Prophylactic scleral buckling in traumatised eyes has been a controversial topic for decades. The issue of prophylactic buckling in eyes with PSIOFBs is no exception to this controversy. No randomised data exist comparing similarly injured eyes harbouring PSIOFBs managed with and without prophylactic scleral buckling. El-Asrar and colleagues10,12 employed encircling bands in eyes without evident retinal breaks and combined buckles and encircling bands in eyes with retinal breaks (but without RRDs) in 41 of 94 cases managed with pars plana vitrectomy for PSIOFB injuries. In another retrospective series, DeSouza and Howcroft2 found a trend towards decreased risk of RD development in eyes with PSIOFB injuries that had adjunctive prophylactic scleral buckling in comparison with eyes that were not buckled. However, no statistical significance was seen. While they did find a decreased rate of postoperative RD in those eyes in their series managed in this fashion, that advantage over the RD incidence in eyes not banded/buckled was not statistically significant. Karel and Diblik11 managed 76 eyes with PSIOFBs with vitrectomy. While only nine eyes in this series had RRDs at the time of presentation and vitrectomy, all 76 eyes were managed with encircling bands and some with adjunctive buckles. Only three eyes developed late RDs. In the series of Pavlovic et al,7 22 of 29 vitrectomised eyes were encircled, but no meaningful analysis resulted with versus without encircling.

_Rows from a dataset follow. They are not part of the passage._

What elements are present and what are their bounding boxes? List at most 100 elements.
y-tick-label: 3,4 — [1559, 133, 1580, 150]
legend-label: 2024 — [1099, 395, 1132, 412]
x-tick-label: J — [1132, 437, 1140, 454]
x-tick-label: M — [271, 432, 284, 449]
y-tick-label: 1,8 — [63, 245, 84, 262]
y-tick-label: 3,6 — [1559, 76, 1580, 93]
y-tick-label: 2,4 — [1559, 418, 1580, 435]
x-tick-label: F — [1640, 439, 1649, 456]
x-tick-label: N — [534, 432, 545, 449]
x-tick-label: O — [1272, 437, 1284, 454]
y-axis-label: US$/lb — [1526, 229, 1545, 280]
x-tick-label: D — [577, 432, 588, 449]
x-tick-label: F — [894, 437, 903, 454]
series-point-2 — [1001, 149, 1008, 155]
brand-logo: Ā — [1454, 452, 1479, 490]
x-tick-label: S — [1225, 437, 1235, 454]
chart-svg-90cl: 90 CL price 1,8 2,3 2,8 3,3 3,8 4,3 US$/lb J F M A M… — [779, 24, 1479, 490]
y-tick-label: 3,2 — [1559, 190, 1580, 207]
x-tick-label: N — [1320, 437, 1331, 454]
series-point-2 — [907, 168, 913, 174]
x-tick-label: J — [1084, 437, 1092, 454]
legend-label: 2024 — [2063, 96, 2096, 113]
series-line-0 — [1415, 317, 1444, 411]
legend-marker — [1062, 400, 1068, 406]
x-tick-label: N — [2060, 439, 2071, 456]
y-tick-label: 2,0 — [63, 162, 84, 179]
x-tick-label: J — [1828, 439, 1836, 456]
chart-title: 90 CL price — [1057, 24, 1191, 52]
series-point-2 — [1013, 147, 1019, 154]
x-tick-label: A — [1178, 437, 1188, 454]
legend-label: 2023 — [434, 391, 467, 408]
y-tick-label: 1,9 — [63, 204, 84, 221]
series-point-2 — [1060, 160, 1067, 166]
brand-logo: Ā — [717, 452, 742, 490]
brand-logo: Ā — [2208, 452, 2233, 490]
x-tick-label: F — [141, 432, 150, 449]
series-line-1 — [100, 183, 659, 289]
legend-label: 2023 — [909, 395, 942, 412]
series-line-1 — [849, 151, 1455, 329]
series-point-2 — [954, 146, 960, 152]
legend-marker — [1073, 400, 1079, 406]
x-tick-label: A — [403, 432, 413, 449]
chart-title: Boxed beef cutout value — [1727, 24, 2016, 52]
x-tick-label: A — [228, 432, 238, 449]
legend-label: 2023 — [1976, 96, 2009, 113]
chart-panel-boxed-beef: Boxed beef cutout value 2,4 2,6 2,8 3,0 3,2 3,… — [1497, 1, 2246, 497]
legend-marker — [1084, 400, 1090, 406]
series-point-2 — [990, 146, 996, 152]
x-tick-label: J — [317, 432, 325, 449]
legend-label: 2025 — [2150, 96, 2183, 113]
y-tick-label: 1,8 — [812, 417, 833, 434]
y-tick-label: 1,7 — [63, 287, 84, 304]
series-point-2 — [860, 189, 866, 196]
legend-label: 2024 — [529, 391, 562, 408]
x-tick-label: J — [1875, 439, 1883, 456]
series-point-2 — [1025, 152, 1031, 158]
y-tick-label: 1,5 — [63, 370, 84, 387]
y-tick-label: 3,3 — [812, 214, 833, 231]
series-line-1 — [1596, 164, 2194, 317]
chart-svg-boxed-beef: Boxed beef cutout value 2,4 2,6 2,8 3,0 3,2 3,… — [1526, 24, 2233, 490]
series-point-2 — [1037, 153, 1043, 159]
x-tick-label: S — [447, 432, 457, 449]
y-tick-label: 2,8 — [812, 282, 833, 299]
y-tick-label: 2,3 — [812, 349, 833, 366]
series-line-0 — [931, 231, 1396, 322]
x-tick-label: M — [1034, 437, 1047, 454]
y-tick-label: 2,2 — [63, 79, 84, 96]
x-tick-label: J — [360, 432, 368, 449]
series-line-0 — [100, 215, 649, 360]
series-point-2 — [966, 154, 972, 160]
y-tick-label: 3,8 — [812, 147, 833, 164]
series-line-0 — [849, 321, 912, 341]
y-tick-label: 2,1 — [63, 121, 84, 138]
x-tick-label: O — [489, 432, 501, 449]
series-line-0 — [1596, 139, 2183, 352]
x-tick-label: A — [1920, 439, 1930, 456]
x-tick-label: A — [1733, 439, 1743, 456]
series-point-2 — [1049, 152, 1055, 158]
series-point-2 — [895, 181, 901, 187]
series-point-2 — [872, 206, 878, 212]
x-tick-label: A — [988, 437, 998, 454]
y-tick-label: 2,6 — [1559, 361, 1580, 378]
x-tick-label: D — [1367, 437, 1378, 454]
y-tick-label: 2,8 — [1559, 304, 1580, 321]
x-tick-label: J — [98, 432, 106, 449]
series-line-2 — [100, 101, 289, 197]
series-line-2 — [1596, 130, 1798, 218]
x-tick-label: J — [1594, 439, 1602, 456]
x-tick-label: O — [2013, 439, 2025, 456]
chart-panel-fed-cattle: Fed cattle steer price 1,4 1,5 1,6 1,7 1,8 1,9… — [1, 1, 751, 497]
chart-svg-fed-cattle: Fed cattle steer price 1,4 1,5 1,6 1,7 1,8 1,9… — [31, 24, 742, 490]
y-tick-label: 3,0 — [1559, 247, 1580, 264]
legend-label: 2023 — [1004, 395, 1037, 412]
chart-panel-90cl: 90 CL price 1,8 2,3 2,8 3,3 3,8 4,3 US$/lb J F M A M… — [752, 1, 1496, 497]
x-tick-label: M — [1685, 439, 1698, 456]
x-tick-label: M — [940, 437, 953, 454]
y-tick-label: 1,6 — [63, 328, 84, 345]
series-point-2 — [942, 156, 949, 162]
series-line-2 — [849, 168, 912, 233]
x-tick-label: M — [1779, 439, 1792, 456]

In the cases presented here where the injuries were not so severe that enucleation was required shortly after PSIOFB removal, all patients achieved final visual acuities of 20/30 or better. It is believed that the excellent visual results in this series are attributable to: the rapidity with which most PSIOFB removal surgeries were performed; the relatively small size of most of the PSIOFBs; the limited extent of collateral intraocular damage; the extramacular locations of the retinal impact sites; the lack of endophthalmitis; and the successful management of postoperative complications. While neither posterior hyaloid stripping nor prophylactic scleral buckling was employed, two patients did develop late post-vitrectomy RRDs.

The data in this series reiterate the importance of prompt recognition and repair of PSIOFB injuries. Although this series suffers from its small size and retrospective nature, it offers several strengths: (1) long term follow up; (2) all vitreoretinal surgeries and virtually all follow up and subsequent management were performed by one surgeon; (3) patient demographics, mechanisms of injury, and methods of surgical intervention are comparable to those most commonly seen in other reports; and (4) similarities existed in case to case injuries (for example, the preponderance of retinal impact sites). Thus, these results may be representative of injuries like those described and there may be approximately a 25% chance of late retinal tear and/or RRD complicating vitrectomy for PSIOFB removal when the posterior hyaloid is not stripped at the time of surgery.

Late RRD may occur following successful PSIOFB removal. These RRDs may be successfully managed with a variety of methods, depending upon the extent and location of the detachment and causative break(s), surgeon comfort and preference, etc. No consensus exists regarding surgical posterior hyaloid stripping at the time of vitrectomy in such cases, and as there are few data regarding its efficacy and/or safety.